The architecture breaks into three zones:
- **Tokens 0–63** are the anchor zone. Never evicted. This preserves the system prompt and initial context.
- **The last 512 tokens** are the active window with full INT4 KV cache retained.
- **Everything between token 64 and the start of the active window** gets evicted FIFO as new tokens generate.
This gives you a fixed ceiling of ~82 MB for the KV cache regardless of conversation length. Even budget Android devices can handle that.
## Step 4: Use ashmem + madvise for Memory Mapping
Here is the gotcha that will save you hours. Most teams allocate KV cache on the Java heap or via standard `malloc`, then wonder why Android's `LowMemoryKiller` terminates their app during generation. The docs do not mention this, but Android's anonymous shared memory (`ashmem`) regions with explicit `madvise` hints are what actually works:
- **`MADV_SEQUENTIAL`** on the active generation window so the kernel prefetches efficiently
- **`MADV_DONTNEED`** on evicted KV cache pages, immediately releasing physical memory without unmapping virtual address space
- **`MADV_MERGEABLE`** on anchor zone pages across sessions, enabling KSM deduplication when multiple conversations share the same system prompt
This keeps your app's PSS (Proportional Set Size) — the metric Android actually uses for OOM decisions — well below the per-app threshold. Even on devices reporting 4GB total RAM where real available memory hovers around 1.8–2.2 GB.
## The Full Memory Budget
Here is what the final breakdown looks like with everything in place:
| Component | Memory (INT4 strategy) |
|-----------|----------------------|
| Model weights (Q4_K_M) | ~3.8 GB (mmap, demand-paged) |
| KV cache (INT4, 576 tokens) | ~82 MB |
| Activation buffers | ~150 MB |
| Runtime overhead | ~120 MB |
| **App total PSS** | **~350–400 MB** |
The model weights use `mmap` with `MAP_PRIVATE`, so Android demand-pages them and can reclaim clean pages under pressure. Your actual resident memory stays within safe limits.
## Gotchas
- **INT8 is not enough on mobile.** The memory savings over FP16 look decent on paper, but in practice INT4 with group size 32 is the threshold that makes multi-turn generation viable on 4GB devices.

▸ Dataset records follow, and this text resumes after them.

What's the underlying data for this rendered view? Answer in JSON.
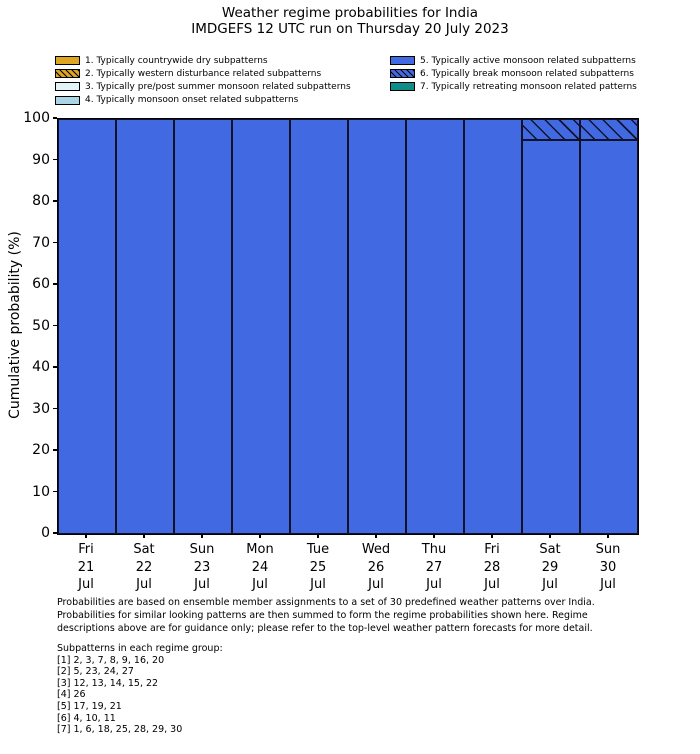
{
  "title": {
    "line1": "Weather regime probabilities for India",
    "line2": "IMDGEFS 12 UTC run on Thursday 20 July 2023"
  },
  "colors": {
    "regime1_dry": "#dda522",
    "regime3_prepost": "#e3f4f9",
    "regime4_onset": "#a9d5e5",
    "regime5_active": "#4169e1",
    "regime7_retreating": "#0e8e86",
    "bar_edge": "#11112a",
    "axis": "#000000"
  },
  "chart_data": {
    "type": "bar",
    "stacked": true,
    "grid": false,
    "legend_position": "top",
    "ylabel": "Cumulative probability (%)",
    "ylim": [
      0,
      100
    ],
    "yticks": [
      0,
      10,
      20,
      30,
      40,
      50,
      60,
      70,
      80,
      90,
      100
    ],
    "categories": [
      {
        "day": "Fri",
        "date": "21",
        "month": "Jul"
      },
      {
        "day": "Sat",
        "date": "22",
        "month": "Jul"
      },
      {
        "day": "Sun",
        "date": "23",
        "month": "Jul"
      },
      {
        "day": "Mon",
        "date": "24",
        "month": "Jul"
      },
      {
        "day": "Tue",
        "date": "25",
        "month": "Jul"
      },
      {
        "day": "Wed",
        "date": "26",
        "month": "Jul"
      },
      {
        "day": "Thu",
        "date": "27",
        "month": "Jul"
      },
      {
        "day": "Fri",
        "date": "28",
        "month": "Jul"
      },
      {
        "day": "Sat",
        "date": "29",
        "month": "Jul"
      },
      {
        "day": "Sun",
        "date": "30",
        "month": "Jul"
      }
    ],
    "series": [
      {
        "name": "1. Typically countrywide dry subpatterns",
        "color": "#dda522",
        "hatch": false,
        "values": [
          0,
          0,
          0,
          0,
          0,
          0,
          0,
          0,
          0,
          0
        ]
      },
      {
        "name": "2. Typically western disturbance related subpatterns",
        "color": "#dda522",
        "hatch": true,
        "values": [
          0,
          0,
          0,
          0,
          0,
          0,
          0,
          0,
          0,
          0
        ]
      },
      {
        "name": "3. Typically pre/post summer monsoon related subpatterns",
        "color": "#e3f4f9",
        "hatch": false,
        "values": [
          0,
          0,
          0,
          0,
          0,
          0,
          0,
          0,
          0,
          0
        ]
      },
      {
        "name": "4. Typically monsoon onset related subpatterns",
        "color": "#a9d5e5",
        "hatch": false,
        "values": [
          0,
          0,
          0,
          0,
          0,
          0,
          0,
          0,
          0,
          0
        ]
      },
      {
        "name": "5. Typically active monsoon related subpatterns",
        "color": "#4169e1",
        "hatch": false,
        "values": [
          100,
          100,
          100,
          100,
          100,
          100,
          100,
          100,
          95,
          95
        ]
      },
      {
        "name": "6. Typically break monsoon related subpatterns",
        "color": "#4169e1",
        "hatch": true,
        "values": [
          0,
          0,
          0,
          0,
          0,
          0,
          0,
          0,
          5,
          5
        ]
      },
      {
        "name": "7. Typically retreating monsoon related patterns",
        "color": "#0e8e86",
        "hatch": false,
        "values": [
          0,
          0,
          0,
          0,
          0,
          0,
          0,
          0,
          0,
          0
        ]
      }
    ]
  },
  "footnote": {
    "lines": [
      "Probabilities are based on ensemble member assignments to a set of 30 predefined weather patterns over India.",
      "Probabilities for similar looking patterns are then summed to form the regime probabilities shown here. Regime",
      "descriptions above are for guidance only; please refer to the top-level weather pattern forecasts for more detail."
    ]
  },
  "subpatterns": {
    "title": "Subpatterns in each regime group:",
    "lines": [
      "[1] 2, 3, 7, 8, 9, 16, 20",
      "[2] 5, 23, 24, 27",
      "[3] 12, 13, 14, 15, 22",
      "[4] 26",
      "[5] 17, 19, 21",
      "[6] 4, 10, 11",
      "[7] 1, 6, 18, 25, 28, 29, 30"
    ]
  }
}
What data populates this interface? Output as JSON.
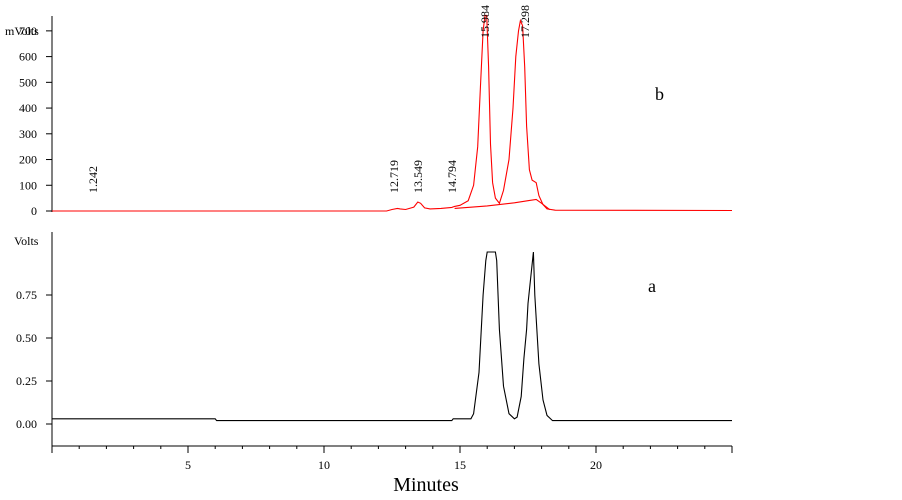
{
  "chart_data": {
    "type": "line",
    "xlabel": "Minutes",
    "xlim": [
      0,
      25
    ],
    "x_ticks": [
      "5",
      "10",
      "15",
      "20"
    ],
    "panels": [
      {
        "id": "b",
        "panel_label": "b",
        "ylabel": "mVolts",
        "ylim": [
          0,
          750
        ],
        "y_ticks": [
          "0",
          "100",
          "200",
          "300",
          "400",
          "500",
          "600",
          "700"
        ],
        "color": "#ff0000",
        "peak_labels": [
          "1.242",
          "12.719",
          "13.549",
          "14.794",
          "15.984",
          "17.298"
        ],
        "series": [
          {
            "x": [
              0,
              12.3,
              12.5,
              12.7,
              12.8,
              13.0,
              13.3,
              13.45,
              13.55,
              13.7,
              13.9,
              14.3,
              14.7,
              14.8,
              15.0,
              15.3,
              15.5,
              15.65,
              15.75,
              15.85,
              15.92,
              15.98,
              16.05,
              16.12,
              16.2,
              16.3,
              16.45,
              16.6,
              16.8,
              16.95,
              17.05,
              17.15,
              17.22,
              17.3,
              17.38,
              17.45,
              17.55,
              17.65,
              17.8,
              17.9,
              18.05,
              18.2,
              18.5,
              25
            ],
            "y": [
              0,
              0,
              6,
              10,
              8,
              6,
              15,
              35,
              30,
              12,
              8,
              10,
              14,
              18,
              22,
              40,
              100,
              250,
              480,
              700,
              760,
              760,
              560,
              260,
              110,
              50,
              30,
              80,
              200,
              400,
              600,
              700,
              740,
              720,
              560,
              330,
              160,
              120,
              110,
              60,
              25,
              8,
              3,
              2
            ]
          },
          {
            "x": [
              14.8,
              16.0,
              17.0,
              17.5,
              17.8,
              18.0,
              18.3
            ],
            "y": [
              10,
              20,
              32,
              40,
              45,
              30,
              5
            ]
          }
        ]
      },
      {
        "id": "a",
        "panel_label": "a",
        "ylabel": "Volts",
        "ylim": [
          0,
          1.0
        ],
        "y_ticks": [
          "0.00",
          "0.25",
          "0.50",
          "0.75"
        ],
        "color": "#000000",
        "series": [
          {
            "x": [
              0,
              5.8,
              6.0,
              6.05,
              14.7,
              14.75,
              15.0,
              15.4,
              15.5,
              15.7,
              15.85,
              15.95,
              16.0,
              16.3,
              16.35,
              16.45,
              16.6,
              16.8,
              17.0,
              17.1,
              17.25,
              17.35,
              17.45,
              17.5,
              17.7,
              17.75,
              17.9,
              18.05,
              18.2,
              18.4,
              25
            ],
            "y": [
              0.03,
              0.03,
              0.03,
              0.02,
              0.02,
              0.03,
              0.03,
              0.03,
              0.06,
              0.3,
              0.75,
              0.95,
              1.0,
              1.0,
              0.95,
              0.55,
              0.22,
              0.06,
              0.03,
              0.04,
              0.16,
              0.38,
              0.55,
              0.7,
              1.0,
              0.75,
              0.35,
              0.14,
              0.05,
              0.02,
              0.02
            ]
          }
        ]
      }
    ]
  }
}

- **Never use the Java heap for KV cache.** This is the single most common mistake. The GC pressure alone will stall your generation, and `LowMemoryKiller` will terminate you before the GC even catches up.

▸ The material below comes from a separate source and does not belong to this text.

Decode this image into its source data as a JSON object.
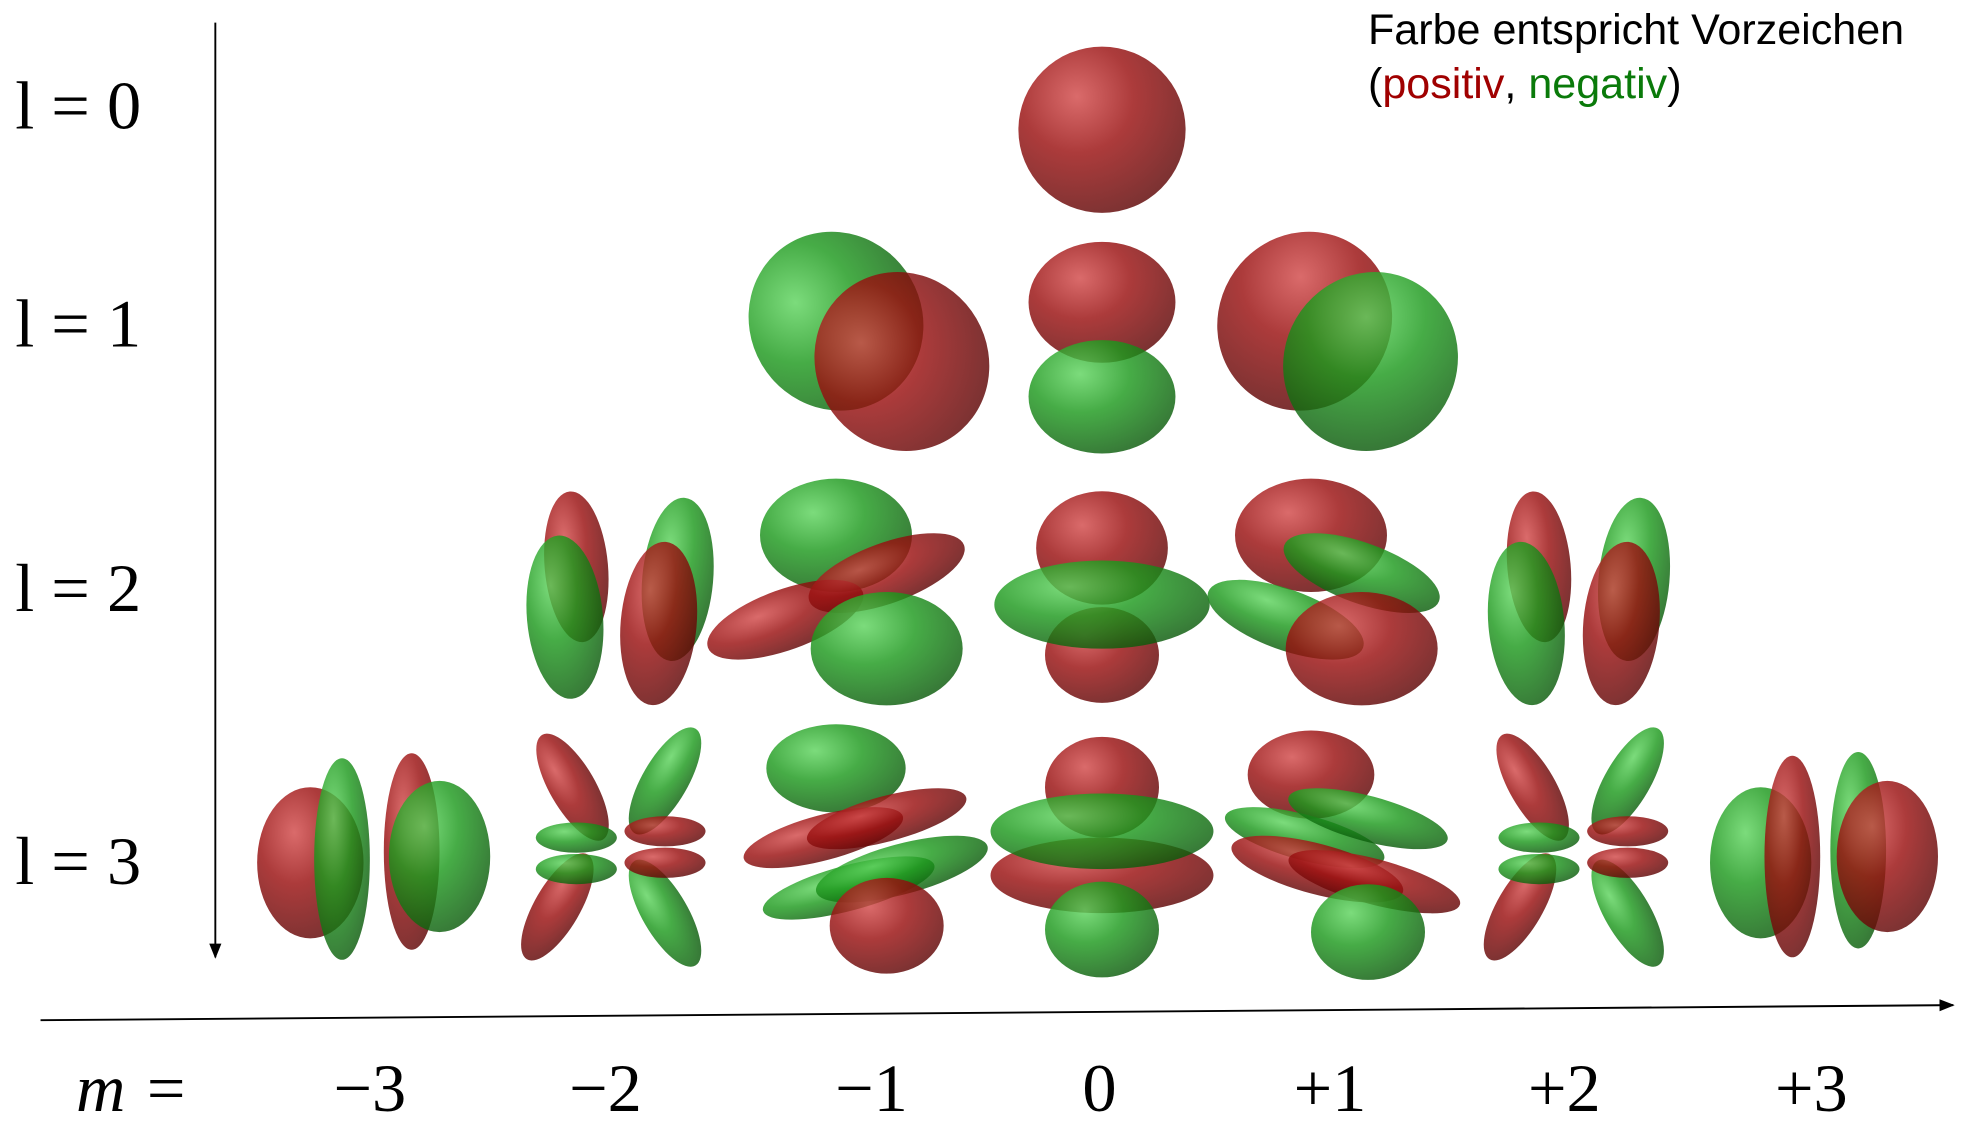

- **Profile PSS, not VSS.** Use `dumpsys meminfo` and watch the PSS column. Virtual memory size is misleading on Android because of mmap'd model weights.

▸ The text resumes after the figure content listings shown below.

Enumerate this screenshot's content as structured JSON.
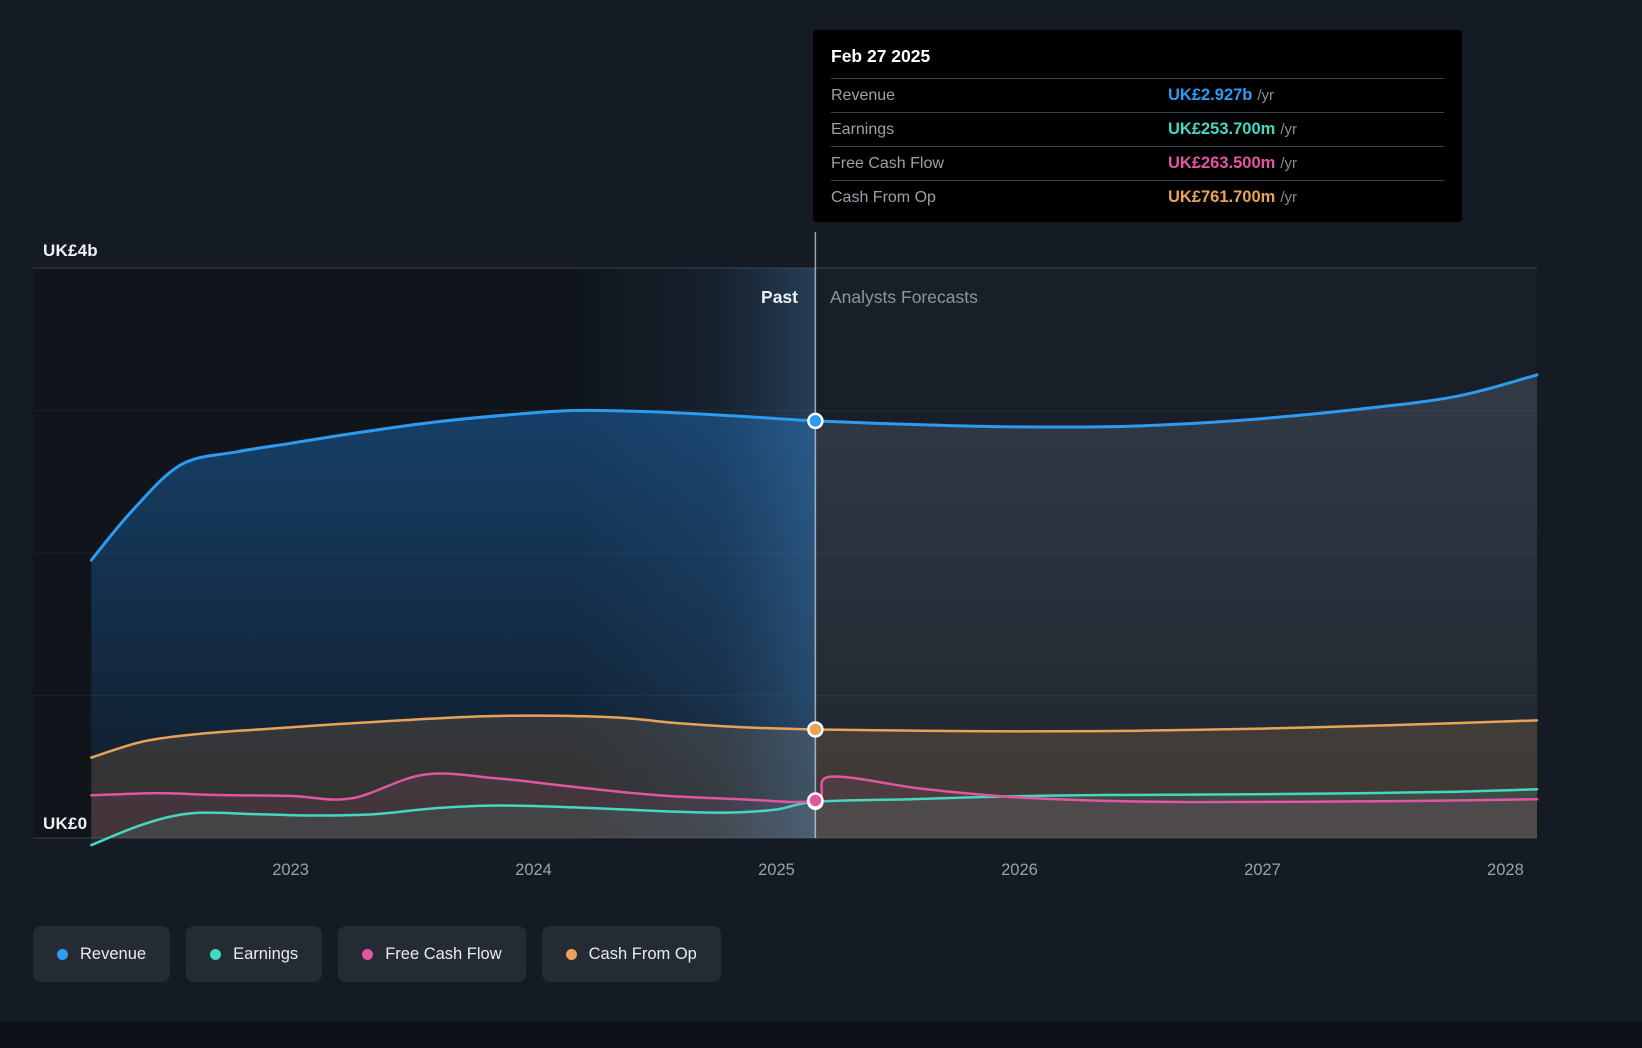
{
  "y_axis": {
    "top": "UK£4b",
    "bottom": "UK£0"
  },
  "divider": {
    "past_label": "Past",
    "forecast_label": "Analysts Forecasts"
  },
  "tooltip": {
    "date": "Feb 27 2025",
    "rows": [
      {
        "label": "Revenue",
        "value": "UK£2.927b",
        "suffix": "/yr",
        "color": "#2d9bf0"
      },
      {
        "label": "Earnings",
        "value": "UK£253.700m",
        "suffix": "/yr",
        "color": "#45d7c0"
      },
      {
        "label": "Free Cash Flow",
        "value": "UK£263.500m",
        "suffix": "/yr",
        "color": "#e0569f"
      },
      {
        "label": "Cash From Op",
        "value": "UK£761.700m",
        "suffix": "/yr",
        "color": "#e9a358"
      }
    ]
  },
  "legend": [
    {
      "label": "Revenue",
      "color": "#2d9bf0"
    },
    {
      "label": "Earnings",
      "color": "#45d7c0"
    },
    {
      "label": "Free Cash Flow",
      "color": "#e0569f"
    },
    {
      "label": "Cash From Op",
      "color": "#e9a358"
    }
  ],
  "chart_data": {
    "type": "area",
    "title": "Earnings and Revenue Growth with Analysts Forecasts",
    "x_range": [
      2021.94,
      2028.13
    ],
    "y_range": [
      0,
      4
    ],
    "y_unit": "UK£ billions",
    "y_gridlines": [
      0,
      1,
      2,
      3,
      4
    ],
    "x_ticks": [
      2023,
      2024,
      2025,
      2026,
      2027,
      2028
    ],
    "divider_x": 2025.16,
    "divider_date": "Feb 27 2025",
    "highlight_band": [
      2024.17,
      2025.16
    ],
    "values_at_divider": {
      "Revenue": "UK£2.927b/yr",
      "Earnings": "UK£253.700m/yr",
      "Free Cash Flow": "UK£263.500m/yr",
      "Cash From Op": "UK£761.700m/yr"
    },
    "series": [
      {
        "name": "Revenue",
        "color": "#2d9bf0",
        "width": 3,
        "points": [
          [
            2022.18,
            1.95
          ],
          [
            2022.35,
            2.3
          ],
          [
            2022.55,
            2.62
          ],
          [
            2022.78,
            2.71
          ],
          [
            2023.0,
            2.77
          ],
          [
            2023.3,
            2.85
          ],
          [
            2023.6,
            2.92
          ],
          [
            2023.9,
            2.97
          ],
          [
            2024.17,
            3.0
          ],
          [
            2024.5,
            2.99
          ],
          [
            2024.85,
            2.96
          ],
          [
            2025.16,
            2.927
          ],
          [
            2025.6,
            2.9
          ],
          [
            2026.0,
            2.885
          ],
          [
            2026.45,
            2.89
          ],
          [
            2026.9,
            2.93
          ],
          [
            2027.4,
            3.01
          ],
          [
            2027.8,
            3.1
          ],
          [
            2028.13,
            3.25
          ]
        ]
      },
      {
        "name": "Cash From Op",
        "color": "#e9a358",
        "width": 2.5,
        "points": [
          [
            2022.18,
            0.565
          ],
          [
            2022.4,
            0.68
          ],
          [
            2022.65,
            0.735
          ],
          [
            2022.9,
            0.765
          ],
          [
            2023.2,
            0.8
          ],
          [
            2023.5,
            0.83
          ],
          [
            2023.8,
            0.855
          ],
          [
            2024.1,
            0.858
          ],
          [
            2024.35,
            0.845
          ],
          [
            2024.6,
            0.805
          ],
          [
            2024.85,
            0.778
          ],
          [
            2025.16,
            0.7617
          ],
          [
            2025.6,
            0.753
          ],
          [
            2026.0,
            0.748
          ],
          [
            2026.5,
            0.753
          ],
          [
            2027.0,
            0.768
          ],
          [
            2027.5,
            0.79
          ],
          [
            2028.13,
            0.825
          ]
        ]
      },
      {
        "name": "Earnings",
        "color": "#45d7c0",
        "width": 2.5,
        "points": [
          [
            2022.18,
            -0.05
          ],
          [
            2022.4,
            0.1
          ],
          [
            2022.6,
            0.175
          ],
          [
            2022.85,
            0.168
          ],
          [
            2023.1,
            0.158
          ],
          [
            2023.35,
            0.168
          ],
          [
            2023.6,
            0.21
          ],
          [
            2023.85,
            0.228
          ],
          [
            2024.17,
            0.215
          ],
          [
            2024.5,
            0.19
          ],
          [
            2024.8,
            0.178
          ],
          [
            2025.0,
            0.2
          ],
          [
            2025.16,
            0.2537
          ],
          [
            2025.55,
            0.272
          ],
          [
            2025.95,
            0.292
          ],
          [
            2026.35,
            0.302
          ],
          [
            2026.8,
            0.305
          ],
          [
            2027.3,
            0.312
          ],
          [
            2027.8,
            0.325
          ],
          [
            2028.13,
            0.342
          ]
        ]
      },
      {
        "name": "Free Cash Flow",
        "color": "#e0569f",
        "width": 2.5,
        "points": [
          [
            2022.18,
            0.3
          ],
          [
            2022.45,
            0.315
          ],
          [
            2022.7,
            0.302
          ],
          [
            2023.0,
            0.295
          ],
          [
            2023.25,
            0.278
          ],
          [
            2023.55,
            0.445
          ],
          [
            2023.85,
            0.418
          ],
          [
            2024.17,
            0.358
          ],
          [
            2024.5,
            0.302
          ],
          [
            2024.85,
            0.272
          ],
          [
            2025.16,
            0.2635
          ],
          [
            2025.22,
            0.43
          ],
          [
            2025.6,
            0.345
          ],
          [
            2025.95,
            0.29
          ],
          [
            2026.3,
            0.263
          ],
          [
            2026.7,
            0.252
          ],
          [
            2027.2,
            0.255
          ],
          [
            2027.7,
            0.261
          ],
          [
            2028.13,
            0.272
          ]
        ]
      }
    ],
    "markers_at_divider": [
      {
        "series": "Revenue",
        "value": 2.927
      },
      {
        "series": "Cash From Op",
        "value": 0.7617
      },
      {
        "series": "Earnings",
        "value": 0.2537
      },
      {
        "series": "Free Cash Flow",
        "value": 0.2635
      }
    ]
  }
}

- **Design eviction around conversation semantics, not just recency.** The 512+64 anchor strategy preserves system prompt context that pure FIFO eviction would destroy.
## Conclusion
On-device inference is a memory architecture problem. Quantize KV caches to INT4 with group size 32 for a real 75% memory reduction with negligible perplexity cost. Cap your context with a fixed-budget sliding window using anchor tokens. And use `ashmem` regions with explicit `madvise` hints — never the Java heap. Teams that treat this as a memory architecture problem are shipping. Teams that bolt it on after the model works "in theory" are still debugging OOM crashes.